Trends in Humane Giving: New Survey Caps Nine-Year Analysis Showing Increasing Support
for Charities That Do Not Fund Animal Experiments
A Report from the Physicians Committee for Responsible Medicine
Autumn 2005
Overview | Survey
Details | Results | Discussion | Appendix
In recent decades, the public has become increasingly sensitized
to animal welfare issues. Of the various uses of animals that engender
social concern, animal use in laboratories is among the most controversial.
Many consumers have become increasingly willing to base their decision
of which personal care and household products to purchase on whether
or not a company conducts safety testing using animals. Many companies
have committed to the use and development of exclusively non-animal
tests, and others have invested millions of dollars to move in
that direction.1
Similarly, this controversy is expected to influence charitable
giving, since some health charities still fund medical research
using animals. Past surveys have suggested that a substantial portion
of the public would, if given the choice, preferentially support
health charities that do not fund animal experimentation. To assess
long-term trends in giving preferences, the Physicians Committee
for Responsible Medicine (PCRM) conducted a series of public opinion
surveys over nine years to gauge changing attitudes about charitable
giving and animal experiments.
PCRM commissioned Opinion Research Corporation of Princeton, New
Jersey, to conduct random telephone surveys of the general adult
public in November 1996, November 2001, and July 2005 that asked
individuals about their views on donating to health charities that
do or do not fund animal research.
The surveys show that a steadily increasing percentage of respondents
view the allocation of donations to animal experiments as unnecessary
and prefer to donate to charities that fund only human-based research.
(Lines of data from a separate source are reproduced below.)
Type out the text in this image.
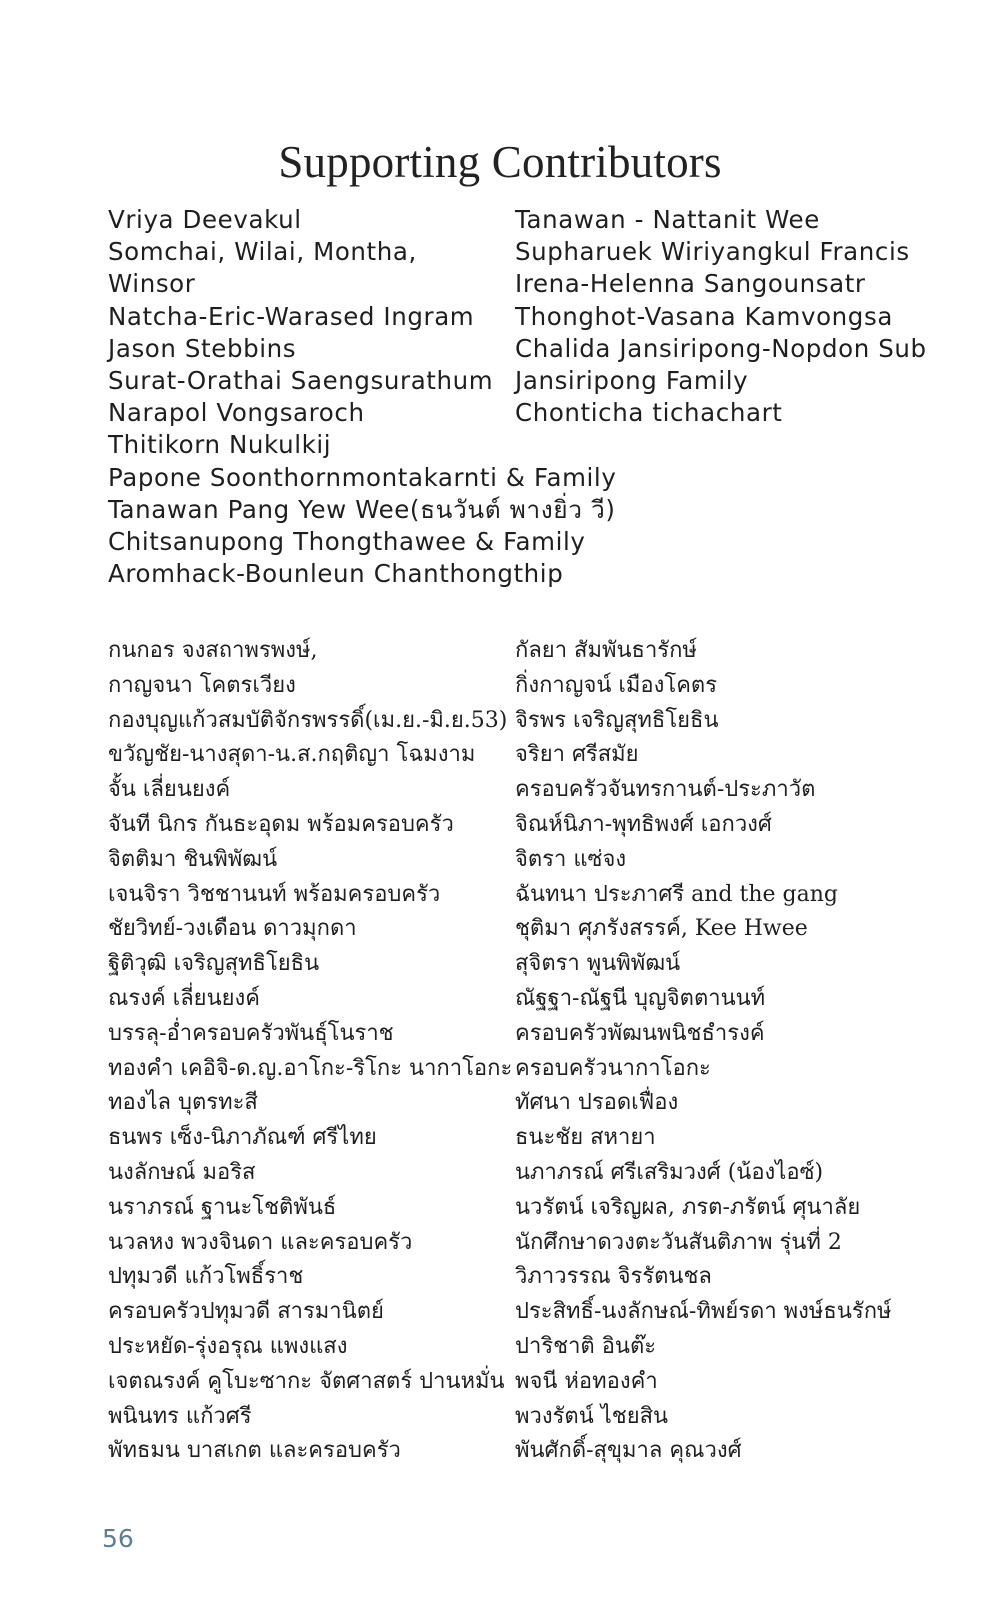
Supporting Contributors
Vriya Deevakul
Somchai, Wilai, Montha,
Winsor
Natcha-Eric-Warased Ingram
Jason Stebbins
Surat-Orathai Saengsurathum
Narapol Vongsaroch
Thitikorn Nukulkij
Papone Soonthornmontakarnti & Family
Tanawan Pang Yew Wee(ธนวันต์ พางยิ่ว วี)
Chitsanupong Thongthawee & Family
Aromhack-Bounleun Chanthongthip
Tanawan - Nattanit Wee
Supharuek Wiriyangkul Francis
Irena-Helenna Sangounsatr
Thonghot-Vasana Kamvongsa
Chalida Jansiripong-Nopdon Sub
Jansiripong Family
Chonticha tichachart
กนกอร จงสถาพรพงษ์,
กาญจนา โคตรเวียง
กองบุญแก้วสมบัติจักรพรรดิ์(เม.ย.-มิ.ย.53)
ขวัญชัย-นางสุดา-น.ส.กฤติญา โฉมงาม
จั้น เลี่ยนยงค์
จันที นิกร กันธะอุดม พร้อมครอบครัว
จิตติมา ชินพิพัฒน์
เจนจิรา วิชชานนท์ พร้อมครอบครัว
ชัยวิทย์-วงเดือน ดาวมุกดา
ฐิติวุฒิ เจริญสุทธิโยธิน
ณรงค์ เลี่ยนยงค์
บรรลุ-อ่ำครอบครัวพันธุ์โนราช
ทองคำ เคอิจิ-ด.ญ.อาโกะ-ริโกะ นากาโอกะ
ทองไล บุตรทะสี
ธนพร เซ็ง-นิภาภัณฑ์ ศรีไทย
นงลักษณ์ มอริส
นราภรณ์ ฐานะโชติพันธ์
นวลหง พวงจินดา และครอบครัว
ปทุมวดี แก้วโพธิ์ราช
ครอบครัวปทุมวดี สารมานิตย์
ประหยัด-รุ่งอรุณ แพงแสง
เจตณรงค์ คูโบะซากะ จัตศาสตร์ ปานหมั่น
พนินทร แก้วศรี
พัทธมน บาสเกต และครอบครัว
กัลยา สัมพันธารักษ์
กิ่งกาญจน์ เมืองโคตร
จิรพร เจริญสุทธิโยธิน
จริยา ศรีสมัย
ครอบครัวจันทรกานต์-ประภาวัต
จิณห์นิภา-พุทธิพงศ์ เอกวงศ์
จิตรา แซ่จง
ฉันทนา ประภาศรี and the gang
ชุติมา ศุภรังสรรค์, Kee Hwee
สุจิตรา พูนพิพัฒน์
ณัฐฐา-ณัฐนี บุญจิตตานนท์
ครอบครัวพัฒนพนิชธำรงค์
ครอบครัวนากาโอกะ
ทัศนา ปรอดเฟื่อง
ธนะชัย สหายา
นภาภรณ์ ศรีเสริมวงศ์ (น้องไอซ์)
นวรัตน์ เจริญผล, ภรต-ภรัตน์ ศุนาลัย
นักศึกษาดวงตะวันสันติภาพ รุ่นที่ 2
วิภาวรรณ จิรรัตนชล
ประสิทธิ์-นงลักษณ์-ทิพย์รดา พงษ์ธนรักษ์
ปาริชาติ อินต๊ะ
พจนี ห่อทองคำ
พวงรัตน์ ไชยสิน
พันศักดิ์-สุขุมาล คุณวงศ์
56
In the 2005 survey, 71 percent of respondents said it is important
to them that their donations be used for innovative non-animal
research rather than animal experiments. Sixty-seven percent said
they are more likely to donate to a health charity that has a policy
of never funding animal experiments than to one that does—an
increase of 20 percent from 2001 and 31 percent from 1996.
Support for humane giving, generally higher in younger age groups,
is now growing faster in older populations. In 1996, 70 percent
of young people were more likely to support health charities that
never funded animal experiments, compared to 35 percent of those
over age 65. But in 2005, while the average percentage of those
under age 35 who support humane giving increased to a new high
of 81 percent (a 16 percent increase), on average 55 percent of
older donors felt similarly, an increase since 1996 of 57 percent.